Usage: bin/hadoop jar ids.jar -files cached-rules.txt <inputIDS> <outputIDS>
File cached-rules.txt
is Snort database preprocessed with snort_rules_parser app to be suitable for Myers algorithm.
Directory <inputIDS>
is directory on HDSF where input .pcap files are placed.
Directory <outputIDS>
is directory that will be created on HDFS. It will contain textual file that lists detected malicious activities.
Example output: ,<src_ip>:<src_port>,<dst_ip>:<dst_port> <num_detected>
100000,172.16.121.1:any,172.16.121.150:443 1 2024217,192.168.116.138:any,192.168.116.149:any 31 2024217,192.168.116.138:any,192.168.116.172:any 16 2024217,192.168.116.149:any,192.168.116.138:any 31 2024217,192.168.116.149:any,192.168.116.143:any 31 2024217,192.168.116.149:any,192.168.116.172:any 48 2024218,192.168.116.138:any,192.168.116.149:any 2 2024218,192.168.116.143:any,192.168.116.149:any 9 2024218,192.168.116.149:any,192.168.116.138:any 3 2024218,192.168.116.172:any,192.168.116.138:any 1 2024218,192.168.116.172:any,192.168.116.149:any 6 2024220,192.168.116.138:any,192.168.116.149:any 3 2024220,192.168.116.138:any,192.168.116.172:any 1 2024220,192.168.116.149:any,192.168.116.138:any 2 2024220,192.168.116.149:any,192.168.116.143:any 9 2024220,192.168.116.149:any,192.168.116.172:any 6 491,192.168.1.1:21,192.168.1.33:any 159 491,192.168.75.132:21,192.168.75.1:any 41
All the heavy work is done in map phase (network packet decoding, pattern matching). Reduce phase is responsible for grouping and counting detected attacks.
Three different InputFormats for pcap files were implemented.
- deterministicBoundarySearch: InputSplit size is approximately equal to HDFS block size, but boundary is found at exact packet boundary by traversing .pcap file packet by packet. This approach had worst performance.

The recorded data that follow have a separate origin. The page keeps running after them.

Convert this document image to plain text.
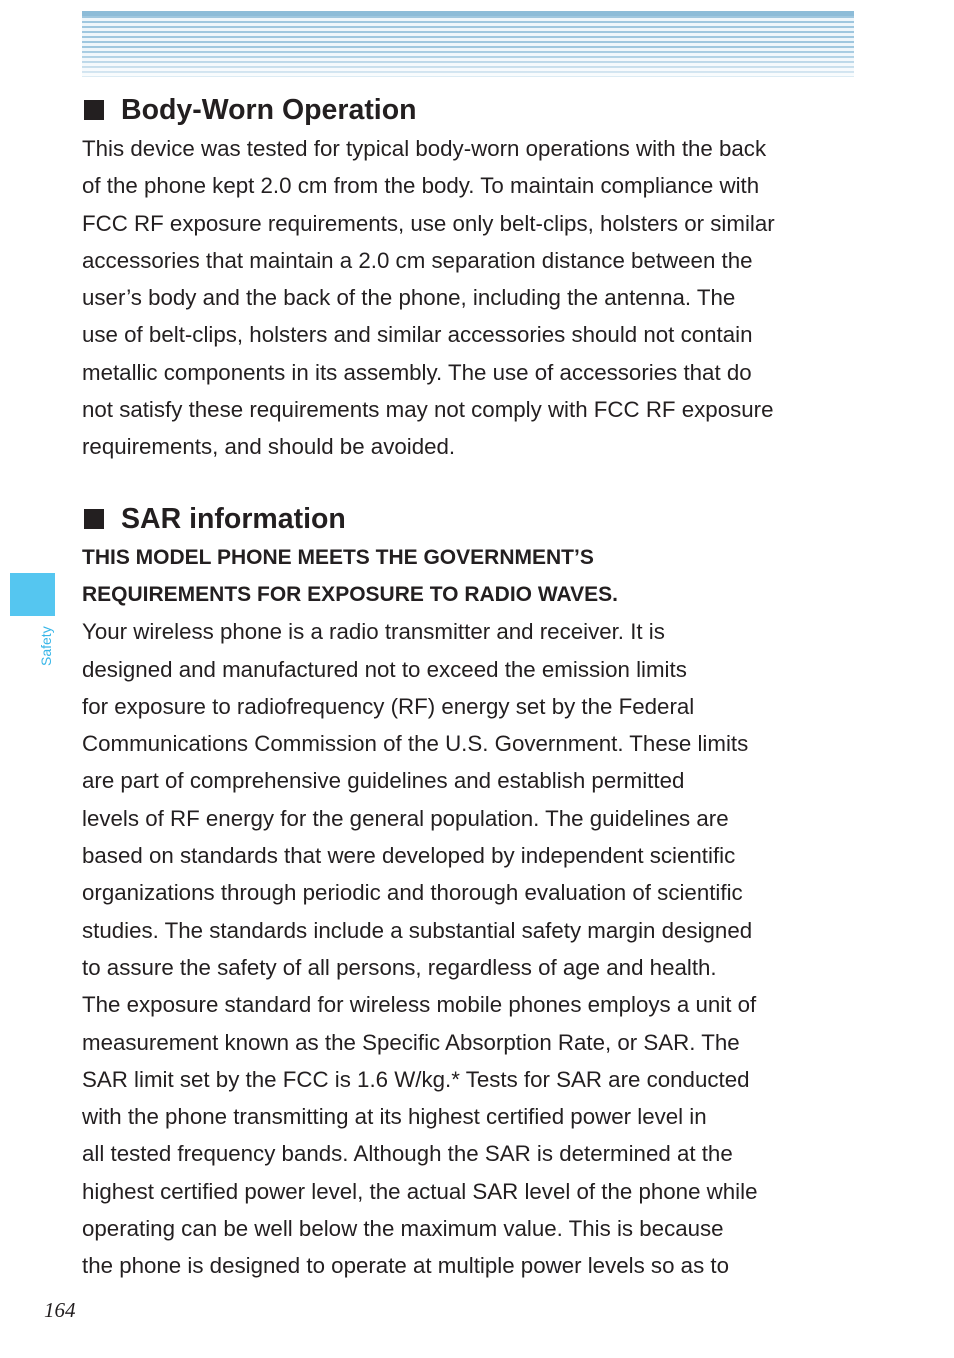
Safety
Body-Worn Operation
This device was tested for typical body-worn operations with the back
of the phone kept 2.0 cm from the body. To maintain compliance with
FCC RF exposure requirements, use only belt-clips, holsters or similar
accessories that maintain a 2.0 cm separation distance between the
user’s body and the back of the phone, including the antenna. The
use of belt-clips, holsters and similar accessories should not contain
metallic components in its assembly. The use of accessories that do
not satisfy these requirements may not comply with FCC RF exposure
requirements, and should be avoided.
SAR information
THIS MODEL PHONE MEETS THE GOVERNMENT’S
REQUIREMENTS FOR EXPOSURE TO RADIO WAVES.
Your wireless phone is a radio transmitter and receiver. It is
designed and manufactured not to exceed the emission limits
for exposure to radiofrequency (RF) energy set by the Federal
Communications Commission of the U.S. Government. These limits
are part of comprehensive guidelines and establish permitted
levels of RF energy for the general population. The guidelines are
based on standards that were developed by independent scientific
organizations through periodic and thorough evaluation of scientific
studies. The standards include a substantial safety margin designed
to assure the safety of all persons, regardless of age and health.
The exposure standard for wireless mobile phones employs a unit of
measurement known as the Specific Absorption Rate, or SAR. The
SAR limit set by the FCC is 1.6 W/kg.* Tests for SAR are conducted
with the phone transmitting at its highest certified power level in
all tested frequency bands. Although the SAR is determined at the
highest certified power level, the actual SAR level of the phone while
operating can be well below the maximum value. This is because
the phone is designed to operate at multiple power levels so as to
164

- probabilisticBoundarySearch: InputSplit size is approximately equal to HDFS block size, boundary is found at exact packet boundary, but this time with a probabilistic algorithm.
- simpleBoundarySearch: InputSplit size is equal to HDFS block size. This approach gave best results, but packets that are on the boundaries of blocks are ignored during processing.